A new form of ice very similar in molecular structure to liquid water (left), compared to ordinary crystalline ice (right). Credit: University of Cambridge
Under ordinary conditions, water will freeze into crystalline ice, in which molecules are arranged in a regular pattern that differs significantly from the disorganized structure of liquid water. Amorphous ice, created under specific conditions, more closely resembles liquid water, but typically has either a higher density or lower density than its liquid counterpart. Now, a team at the University of Cambridge have produced a novel form of amorphous ice that provides researchers with a more accurate “snapshot” of liquid water and offers insights into its geophysical activity.

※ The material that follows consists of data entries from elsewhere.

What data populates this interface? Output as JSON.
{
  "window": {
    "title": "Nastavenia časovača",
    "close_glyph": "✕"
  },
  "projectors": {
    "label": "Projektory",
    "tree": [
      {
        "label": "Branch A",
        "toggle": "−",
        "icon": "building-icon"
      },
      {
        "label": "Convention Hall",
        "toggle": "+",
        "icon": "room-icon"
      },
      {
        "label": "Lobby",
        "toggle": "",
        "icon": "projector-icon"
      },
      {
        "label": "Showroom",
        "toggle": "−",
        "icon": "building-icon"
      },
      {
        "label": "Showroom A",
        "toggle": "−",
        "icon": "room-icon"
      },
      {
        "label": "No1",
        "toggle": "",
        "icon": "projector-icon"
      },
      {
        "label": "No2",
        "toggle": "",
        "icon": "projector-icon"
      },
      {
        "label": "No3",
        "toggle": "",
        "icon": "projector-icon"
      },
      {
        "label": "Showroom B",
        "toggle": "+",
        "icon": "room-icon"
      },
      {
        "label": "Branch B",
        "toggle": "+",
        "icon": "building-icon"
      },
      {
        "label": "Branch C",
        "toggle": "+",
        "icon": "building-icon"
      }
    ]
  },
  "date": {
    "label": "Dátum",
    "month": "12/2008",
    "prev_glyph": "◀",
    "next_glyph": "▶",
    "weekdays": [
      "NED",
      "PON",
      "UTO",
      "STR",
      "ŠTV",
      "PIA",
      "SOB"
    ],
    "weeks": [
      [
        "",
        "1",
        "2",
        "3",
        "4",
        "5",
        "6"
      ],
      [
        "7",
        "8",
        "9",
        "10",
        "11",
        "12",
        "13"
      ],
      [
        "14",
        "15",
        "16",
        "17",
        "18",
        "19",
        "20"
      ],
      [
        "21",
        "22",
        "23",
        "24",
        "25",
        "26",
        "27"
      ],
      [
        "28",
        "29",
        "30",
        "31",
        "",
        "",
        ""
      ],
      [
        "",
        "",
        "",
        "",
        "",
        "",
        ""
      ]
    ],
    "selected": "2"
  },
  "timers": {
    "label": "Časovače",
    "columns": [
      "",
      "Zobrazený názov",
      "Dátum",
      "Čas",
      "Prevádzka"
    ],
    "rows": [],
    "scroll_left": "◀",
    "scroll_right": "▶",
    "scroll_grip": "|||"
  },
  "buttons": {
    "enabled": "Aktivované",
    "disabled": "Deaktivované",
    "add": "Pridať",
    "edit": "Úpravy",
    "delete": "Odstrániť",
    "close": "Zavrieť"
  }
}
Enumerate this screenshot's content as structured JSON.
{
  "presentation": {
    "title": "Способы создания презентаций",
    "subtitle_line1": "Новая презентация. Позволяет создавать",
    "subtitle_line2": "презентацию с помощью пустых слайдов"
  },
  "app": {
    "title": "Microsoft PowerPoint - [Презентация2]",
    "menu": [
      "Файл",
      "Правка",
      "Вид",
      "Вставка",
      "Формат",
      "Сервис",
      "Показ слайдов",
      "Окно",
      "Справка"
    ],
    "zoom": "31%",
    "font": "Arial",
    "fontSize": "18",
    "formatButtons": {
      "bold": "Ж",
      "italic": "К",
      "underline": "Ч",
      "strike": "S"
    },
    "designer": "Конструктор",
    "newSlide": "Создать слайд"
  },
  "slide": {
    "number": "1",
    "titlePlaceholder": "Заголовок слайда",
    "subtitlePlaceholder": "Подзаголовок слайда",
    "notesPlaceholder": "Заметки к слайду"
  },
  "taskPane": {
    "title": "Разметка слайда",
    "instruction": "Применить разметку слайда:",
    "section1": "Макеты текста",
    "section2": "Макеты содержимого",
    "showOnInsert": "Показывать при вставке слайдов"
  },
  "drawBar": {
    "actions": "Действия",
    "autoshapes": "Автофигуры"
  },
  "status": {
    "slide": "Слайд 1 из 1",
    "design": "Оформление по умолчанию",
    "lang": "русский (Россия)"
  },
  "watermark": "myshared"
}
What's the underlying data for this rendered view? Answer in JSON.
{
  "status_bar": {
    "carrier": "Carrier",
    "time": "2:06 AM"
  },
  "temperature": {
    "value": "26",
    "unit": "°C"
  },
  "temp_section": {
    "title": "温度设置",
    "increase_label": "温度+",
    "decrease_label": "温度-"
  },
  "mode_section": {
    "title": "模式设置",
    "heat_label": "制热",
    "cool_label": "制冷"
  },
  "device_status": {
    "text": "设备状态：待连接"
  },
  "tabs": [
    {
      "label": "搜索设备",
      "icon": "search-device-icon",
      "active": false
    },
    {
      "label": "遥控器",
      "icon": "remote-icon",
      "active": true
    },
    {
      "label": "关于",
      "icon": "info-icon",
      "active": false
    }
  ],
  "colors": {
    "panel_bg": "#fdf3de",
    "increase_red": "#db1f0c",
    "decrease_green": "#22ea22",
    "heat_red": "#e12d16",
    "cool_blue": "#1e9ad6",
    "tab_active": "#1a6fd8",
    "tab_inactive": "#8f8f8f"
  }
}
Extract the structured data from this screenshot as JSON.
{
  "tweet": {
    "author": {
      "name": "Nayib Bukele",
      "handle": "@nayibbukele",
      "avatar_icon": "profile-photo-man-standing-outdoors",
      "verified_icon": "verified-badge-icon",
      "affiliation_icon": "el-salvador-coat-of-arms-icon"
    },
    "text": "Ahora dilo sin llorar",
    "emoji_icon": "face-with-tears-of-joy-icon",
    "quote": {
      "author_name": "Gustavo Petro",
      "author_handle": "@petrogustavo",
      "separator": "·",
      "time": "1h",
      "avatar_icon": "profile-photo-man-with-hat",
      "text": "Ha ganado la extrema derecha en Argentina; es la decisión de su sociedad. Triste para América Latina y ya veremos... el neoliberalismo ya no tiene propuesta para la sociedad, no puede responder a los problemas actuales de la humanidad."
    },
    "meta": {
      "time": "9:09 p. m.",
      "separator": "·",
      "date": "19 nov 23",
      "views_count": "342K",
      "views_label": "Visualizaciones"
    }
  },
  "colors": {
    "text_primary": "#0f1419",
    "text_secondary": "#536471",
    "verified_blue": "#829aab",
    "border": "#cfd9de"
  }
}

The researchers used a ball milling procedure to produce the new type of ice; this method is commonly used to produce other amorphous materials but had never been previously applied to ice. Ball milling crystalline ice under low temperatures produced a solid with both a similar density and similar molecular structure to liquid water. The product, called medium-density amorphous ice (MDA), fills the gap between the two major forms of amorphous ice previously discovered: high-density and low-density. To better understand the formation of MDA at the atomic level, the team used a computational simulation to mimic the repeated and random shearing of crystalline ice by ball-milling, creating a useful computational model of MDA.
Calorimetry experiments revealed a unique feature of MDA not found in other forms of ice; when recrystallizing into ordinary ice, it released an extraordinary amount of heat. In nature, it is possible that this recrystallization process could play a role in the activation of tectonic motions, suggesting that water could serve as high-energy geophysical material. The researchers believe MDA could be produced naturally, including in outer space – for example, it could be generated in the ice moons by tidal forces exerted by gas giants. This research was published in Science.
“Amorphous ice in general is said to be the most abundant form of water in the universe. The race is now on to understand how much of it is MDA and how geophysically active MDA is,” said lead author Angelos Michaelides.